2014-02-05 16:02:05 19183 [Note] WSREP: New cluster view: global state: 03b25294-7b07-11e3-ac2e-362fc6d31d98:192992574, view# -1: non-Primary, number of nodes: 1, my index: 0, protocol version 2
2014-02-05 16:02:05 19183 [Note] WSREP: wsrep_notify_cmd is not defined, skipping notification.
2014-02-05 16:02:05 19183 [Note] WSREP: New cluster view: global state: 03b25294-7b07-11e3-ac2e-362fc6d31d98:192992574, view# -1: non-Primary, number of nodes: 1, my index: 0, protocol version 2
2014-02-05 16:02:05 19183 [Note] WSREP: wsrep_notify_cmd is not defined, skipping notification.
2014-02-05 16:02:06 19183 [Note] WSREP: (e7516d17-8e6a-11e3-b85c-6a6eb0de5350, ‘tcp://0.0.0.0:4567’) turning message relay requesting on, nonlive peers: tcp://192.168.10.1:4567
2014-02-05 16:02:07 19183 [Note] WSREP: (e7516d17-8e6a-11e3-b85c-6a6eb0de5350, ‘tcp://0.0.0.0:4567’) reconnecting to fc04cf52-8e6a-11e3-b0f9-93a4b1f2a1d9 (tcp://192.168.10.1:4567), attempt 0
2014-02-05 16:02:52 19183 [Note] WSREP: (e7516d17-8e6a-11e3-b85c-6a6eb0de5350, ‘tcp://0.0.0.0:4567’) reconnecting to fc04cf52-8e6a-11e3-b0f9-93a4b1f2a1d9 (tcp://192.168.10.1:4567), attempt 30
2014-02-05 16:03:37 19183 [Note] WSREP: (e7516d17-8e6a-11e3-b85c-6a6eb0de5350, ‘tcp://0.0.0.0:4567’) reconnecting to fc04cf52-8e6a-11e3-b0f9-93a4b1f2a1d9 (tcp://192.168.10.1:4567), attempt 60
2014-02-05 16:04:22 19183 [Note] WSREP: (e7516d17-8e6a-11e3-b85c-6a6eb0de5350, ‘tcp://0.0.0.0:4567’) reconnecting to fc04cf52-8e6a-11e3-b0f9-93a4b1f2a1d9 (tcp://192.168.10.1:4567), attempt 90

So this node try to connect to a node wich is down instead of stay in the cluster alone.
To force him to connect to himself and make a one node cluster synchronised, I have to force it by issuing :
mysql> set global wsrep_cluster_address=“gcomm://”;

Up :slight_smile:

And to add some information again, I found a way to work around the problem by adding pc.ignore_sb = yes in wsrep_provider_options.

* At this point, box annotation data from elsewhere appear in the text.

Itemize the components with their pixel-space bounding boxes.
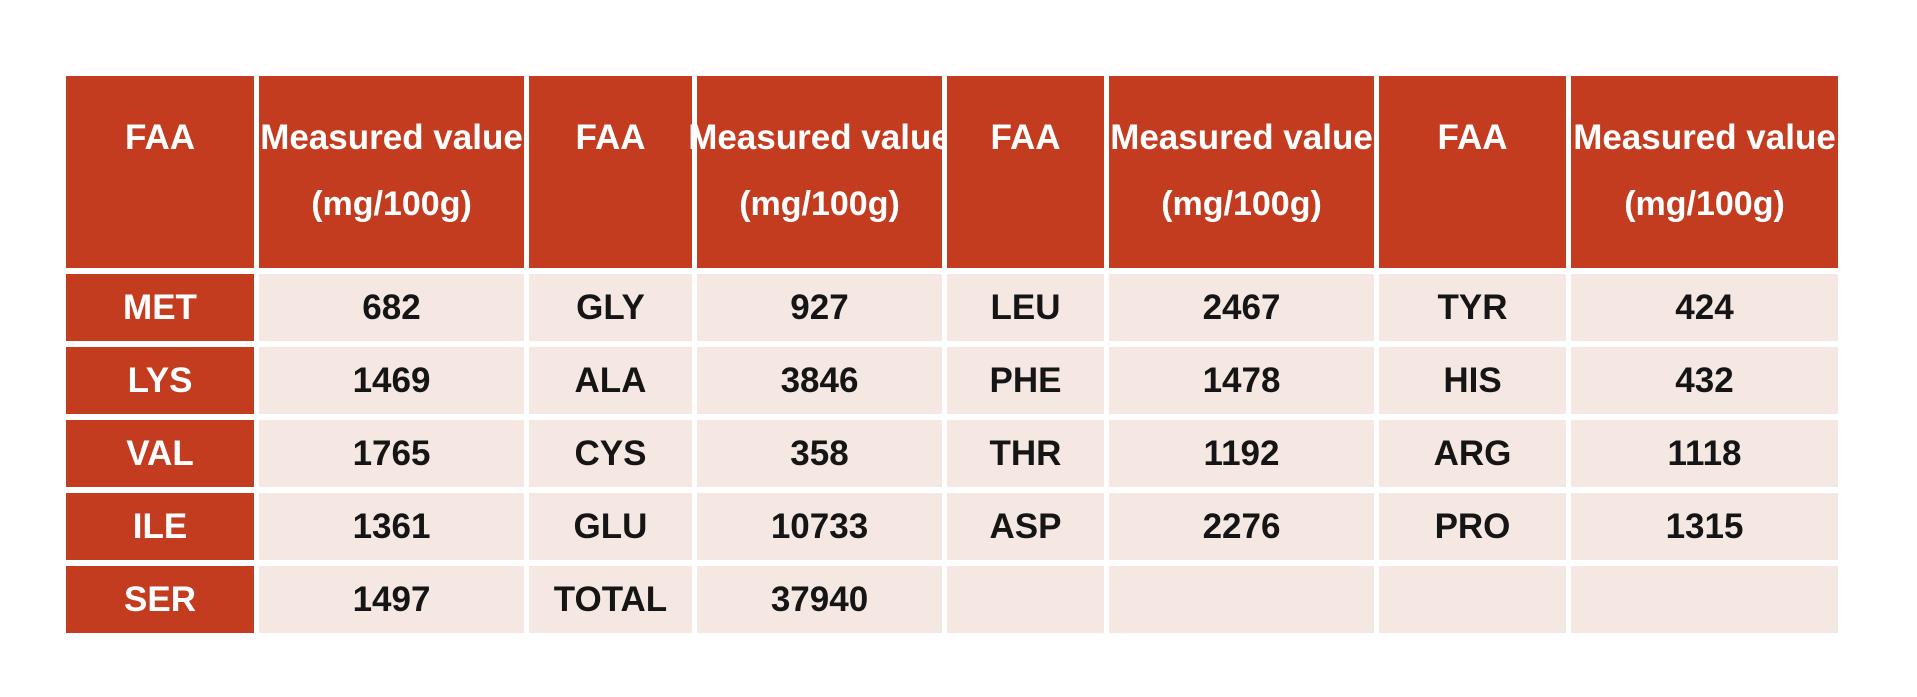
unit-label: (mg/100g) <box>739 185 900 223</box>
faa-header-label: FAA <box>990 118 1061 157</box>
measured-value-cell: 1765 <box>259 420 524 487</box>
faa-header-label: FAA <box>125 118 195 157</box>
measured-value-cell: 2467 <box>1109 274 1374 341</box>
measured-value-header-label: Measured value (mg/100g) <box>688 118 951 223</box>
faa-name-cell: PRO <box>1379 493 1566 560</box>
faa-header-label: FAA <box>575 118 646 157</box>
faa-measurements-table: FAA Measured value (mg/100g) FAA Measured va… <box>66 76 1838 633</box>
measured-value-cell: 424 <box>1571 274 1838 341</box>
faa-name-cell: ALA <box>529 347 692 414</box>
row-label-cell: ILE <box>66 493 254 560</box>
row-label-cell: LYS <box>66 347 254 414</box>
header-cell-faa: FAA <box>66 76 254 268</box>
empty-cell <box>947 566 1104 633</box>
measured-value-cell: 682 <box>259 274 524 341</box>
measured-value-cell: 927 <box>697 274 942 341</box>
faa-name-cell: THR <box>947 420 1104 487</box>
header-cell-measured-value: Measured value (mg/100g) <box>259 76 524 268</box>
faa-name-cell: CYS <box>529 420 692 487</box>
measured-value-cell: 432 <box>1571 347 1838 414</box>
empty-cell <box>1109 566 1374 633</box>
faa-name-cell: LEU <box>947 274 1104 341</box>
header-cell-measured-value: Measured value (mg/100g) <box>1109 76 1374 268</box>
unit-label: (mg/100g) <box>1161 185 1322 223</box>
faa-name-cell: TYR <box>1379 274 1566 341</box>
faa-name-cell: GLU <box>529 493 692 560</box>
faa-name-cell: PHE <box>947 347 1104 414</box>
unit-label: (mg/100g) <box>1624 185 1785 223</box>
row-label-cell: SER <box>66 566 254 633</box>
measured-value-cell: 1118 <box>1571 420 1838 487</box>
measured-value-cell: 1478 <box>1109 347 1374 414</box>
header-cell-faa: FAA <box>529 76 692 268</box>
empty-cell <box>1571 566 1838 633</box>
header-cell-measured-value: Measured value (mg/100g) <box>1571 76 1838 268</box>
measured-value-cell: 1315 <box>1571 493 1838 560</box>
header-cell-faa: FAA <box>947 76 1104 268</box>
faa-name-cell: GLY <box>529 274 692 341</box>
measured-value-header-label: Measured value (mg/100g) <box>260 118 523 223</box>
measured-value-header-label: Measured value (mg/100g) <box>1110 118 1373 223</box>
measured-value-cell: 10733 <box>697 493 942 560</box>
row-label-cell: VAL <box>66 420 254 487</box>
faa-name-cell: TOTAL <box>529 566 692 633</box>
measured-value-cell: 358 <box>697 420 942 487</box>
unit-label: (mg/100g) <box>311 185 472 223</box>
measured-value-cell: 1469 <box>259 347 524 414</box>
measured-value-cell: 1361 <box>259 493 524 560</box>
measured-value-cell: 1497 <box>259 566 524 633</box>
measured-value-header-label: Measured value (mg/100g) <box>1573 118 1836 223</box>
faa-header-label: FAA <box>1437 118 1508 157</box>
header-cell-measured-value: Measured value (mg/100g) <box>688 76 951 268</box>
empty-cell <box>1379 566 1566 633</box>
row-label-cell: MET <box>66 274 254 341</box>
measured-value-cell: 1192 <box>1109 420 1374 487</box>
header-cell-faa: FAA <box>1379 76 1566 268</box>
faa-name-cell: HIS <box>1379 347 1566 414</box>
measured-value-cell: 3846 <box>697 347 942 414</box>
measured-value-cell: 37940 <box>697 566 942 633</box>
faa-name-cell: ARG <box>1379 420 1566 487</box>
measured-value-cell: 2276 <box>1109 493 1374 560</box>
faa-name-cell: ASP <box>947 493 1104 560</box>
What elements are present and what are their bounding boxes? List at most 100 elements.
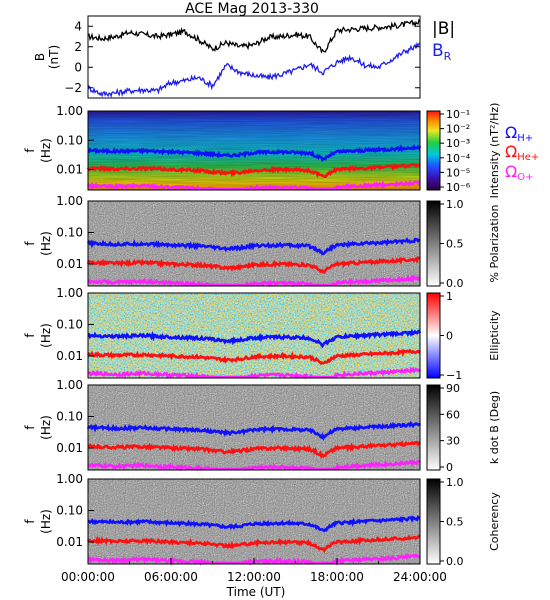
time-axis: 00:00:00 06:00:00 12:00:00 18:00:00 24:00:00 xyxy=(61,558,447,584)
freq-tick-label: 0.01 xyxy=(56,441,83,455)
panel1-ytick-label: −2 xyxy=(64,81,82,95)
colorbar-tick-label: 0.5 xyxy=(446,238,464,251)
omega-o-main: Ω xyxy=(505,162,517,181)
freq-tick-label: 1.00 xyxy=(56,378,83,392)
omega-he-sub: He+ xyxy=(517,152,539,163)
colorbar-tick-label: 1 xyxy=(446,290,453,303)
colorbar xyxy=(426,110,441,191)
colorbar-tick-label: 10⁻⁶ xyxy=(446,181,471,194)
colorbar-tick-label: 0 xyxy=(446,461,453,474)
colorbar-label: Coherency xyxy=(488,492,501,551)
freq-ylabel-f: f xyxy=(23,519,37,524)
omega-he-label: ΩHe+ xyxy=(505,142,539,163)
panel-frame xyxy=(87,200,421,287)
x-tick-label: 00:00:00 xyxy=(61,570,115,584)
freq-ylabel-hz: (Hz) xyxy=(39,231,53,256)
freq-tick-label: 0.01 xyxy=(56,349,83,363)
omega-o-sub: O+ xyxy=(517,172,533,183)
legend-br-sub: R xyxy=(444,50,452,63)
omega-h-line xyxy=(87,328,422,349)
freq-ylabel-f: f xyxy=(23,241,37,246)
br-line xyxy=(87,41,421,99)
freq-tick-label: 1.00 xyxy=(56,194,83,208)
omega-h-line xyxy=(86,420,422,441)
spectral-panel-2: 1.00 0.10 0.01 f (Hz) 1.0 0.5 0.0 % Polarization xyxy=(23,194,501,290)
panel-frame xyxy=(87,384,421,471)
freq-ylabel-hz: (Hz) xyxy=(39,509,53,534)
omega-o-line xyxy=(87,274,421,288)
b-magnitude-line xyxy=(88,18,421,54)
panel1-ytick-label: 4 xyxy=(74,19,82,33)
omega-he-line xyxy=(86,255,421,275)
omega-h-line xyxy=(87,144,422,163)
omega-o-line xyxy=(86,179,421,192)
panel1-ylabel-b: B xyxy=(33,53,47,61)
omega-h-label: ΩH+ xyxy=(505,123,533,144)
legend-b-magnitude: |B| xyxy=(432,19,455,39)
panel1-series-group xyxy=(87,18,421,99)
omega-h-sub: H+ xyxy=(517,133,533,144)
colorbar-tick-label: 0.0 xyxy=(446,555,464,568)
omega-he-line xyxy=(86,162,421,179)
colorbar-tick-label: 10⁻⁵ xyxy=(446,166,470,179)
freq-tick-label: 1.00 xyxy=(56,104,83,118)
colorbar-tick-label: 10⁻¹ xyxy=(446,108,470,121)
colorbar-tick-label: 10⁻⁴ xyxy=(446,152,471,165)
freq-ylabel-hz: (Hz) xyxy=(39,415,53,440)
x-axis-label: Time (UT) xyxy=(226,585,286,599)
panel1-ytick-label: 0 xyxy=(74,60,82,74)
colorbar-tick-label: 30 xyxy=(446,435,460,448)
panel-frame xyxy=(87,110,421,191)
spectral-panel-4: 1.00 0.10 0.01 f (Hz) 90 60 30 0 k dot B (Deg) xyxy=(23,378,501,474)
panel1-ylabel-unit: (nT) xyxy=(47,45,61,69)
panel-frame xyxy=(87,292,421,379)
colorbar xyxy=(426,292,441,379)
colorbar-tick-label: 10⁻² xyxy=(446,123,470,136)
colorbar-label: % Polarization xyxy=(488,205,501,283)
omega-o-line xyxy=(87,366,421,380)
freq-ylabel-hz: (Hz) xyxy=(39,138,53,163)
freq-tick-label: 0.01 xyxy=(56,257,83,271)
colorbar-tick-label: 10⁻³ xyxy=(446,137,470,150)
freq-ylabel-f: f xyxy=(23,425,37,430)
freq-tick-label: 1.00 xyxy=(56,472,83,486)
omega-h-line xyxy=(86,237,421,256)
colorbar xyxy=(426,478,441,565)
panel1-ytick-label: 2 xyxy=(74,40,82,54)
colorbar-label: Ellipticity xyxy=(488,310,501,361)
colorbar-tick-label: −1 xyxy=(446,369,462,382)
omega-he-main: Ω xyxy=(505,142,517,161)
spectral-panel-1: 1.00 0.10 0.01 f (Hz) 10⁻¹ 10⁻²10⁻³ 10⁻⁴10⁻⁵ 10⁻… xyxy=(23,103,501,199)
colorbar-tick-label: 1.0 xyxy=(446,198,464,211)
colorbar xyxy=(426,200,441,287)
colorbar-tick-label: 0.0 xyxy=(446,277,464,290)
omega-he-line xyxy=(87,440,421,459)
omega-h-line xyxy=(87,515,421,533)
panel1-frame xyxy=(87,15,421,99)
spectral-panel-3: 1.00 0.10 0.01 f (Hz) 1 0 −1 Ellipticity xyxy=(23,286,501,382)
colorbar-label: Intensity (nT²/Hz) xyxy=(488,103,501,199)
x-tick-label: 12:00:00 xyxy=(227,570,281,584)
freq-tick-label: 0.10 xyxy=(56,225,83,239)
freq-ylabel-hz: (Hz) xyxy=(39,323,53,348)
colorbar-tick-label: 0 xyxy=(446,330,453,343)
spectral-panel-5: 1.00 0.10 0.01 f (Hz) 1.0 0.5 0.0 Coherency xyxy=(23,472,501,568)
omega-legend: ΩH+ ΩHe+ ΩO+ xyxy=(505,123,539,183)
omega-o-label: ΩO+ xyxy=(505,162,533,183)
freq-tick-label: 0.10 xyxy=(56,409,83,423)
panel-b-field: 420−2 B (nT) |B| BR xyxy=(33,15,455,99)
panel1-yticks: 4 2 0 −2 xyxy=(64,19,420,95)
freq-tick-label: 0.01 xyxy=(56,163,83,177)
legend-br-main: B xyxy=(432,41,444,61)
spectral-panels: 1.000.100.01f (Hz)10⁻¹10⁻²10⁻³10⁻⁴10⁻⁵10⁻… xyxy=(23,103,501,568)
omega-h-main: Ω xyxy=(505,123,517,142)
x-tick-label: 06:00:00 xyxy=(144,570,198,584)
x-tick-label: 18:00:00 xyxy=(310,570,364,584)
freq-tick-label: 0.10 xyxy=(56,133,83,147)
x-tick-label: 24:00:00 xyxy=(393,570,447,584)
freq-tick-label: 0.01 xyxy=(56,535,83,549)
freq-tick-label: 0.10 xyxy=(56,317,83,331)
colorbar-tick-label: 60 xyxy=(446,408,460,421)
freq-ylabel-f: f xyxy=(23,333,37,338)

Does somebody have an idea on this please ?

Do not use split brain(pc.ignore_sb), unless its emergency.
How did you setup the cluster.? did you follow the standard procedure…? [URL=“Installing Percona XtraDB Cluster”]http://www.percona.com/doc/percona-x...tallation.html[/URL]

Try this…
disable pc.ignore_sb by commenting it out.
Double check the my.cnf configuration on all nodes, & set the gcomm values accordingly(replace node1,node2,node3 with their IPs).
node1 → [COLOR=#252C2F]gcomm://
node2 ->gcomm://node1,node2,node3
node3 ->gcomm://node1,node2,node3

Then after all nodes synched change the gcomm value of node1 to [COLOR=#252C2F]gcomm://node1,node2,node3 and restart mysql on that node1.

​To check if nodes are synced or not, login into the mysql prompt of any node and enter this command
show status like ‘wsrep%’;

Yeah I didn’t use pc.ignore_sb. It was just to try to be more explicit.

The thing is, I used to not mention the ip of the node in gcomm://, like this :

node1 → [COLOR=#252C2F]gcomm://
node2 ->gcomm://node1,node3
node3 ->gcomm://node1,node2

And yes, the nodes was synced using this configuration and checking via show status like ‘wsrep%’;
I will give a try to your config to see if there is some change.
I also upgraded to the last stable release and the problem is the same.

dpkg -l | grep percona

ii percona-toolkit 2.2.6 all Advanced MySQL and system command-line tools
ii percona-xtrabackup 2.1.7-721-1.wheezy amd64 Open source backup tool for InnoDB and XtraDB
ii percona-xtradb-cluster-client-5.6 5.6.15-25.3-711.wheezy amd64 Percona Server database client binaries
ii percona-xtradb-cluster-common-5.6 5.6.15-25.3-711.wheezy amd64 Percona Server database common files (e.g. /etc/mysql/my.cnf)
ii percona-xtradb-cluster-galera-3.x 189.wheezy amd64 Galera components of Percona XtraDB Cluster
ii percona-xtradb-cluster-server-5.6 5.6.15-25.3-711.wheezy amd64 Percona Server database server binaries

The reason I told to use IP’s is no need for DNS lookup, if DNS fails, then the nodes cannot see each other!, only thing u have to make sure is the IP’s should be static.
also check any firewall or other network issue that’s preventing these nodes to connect each other.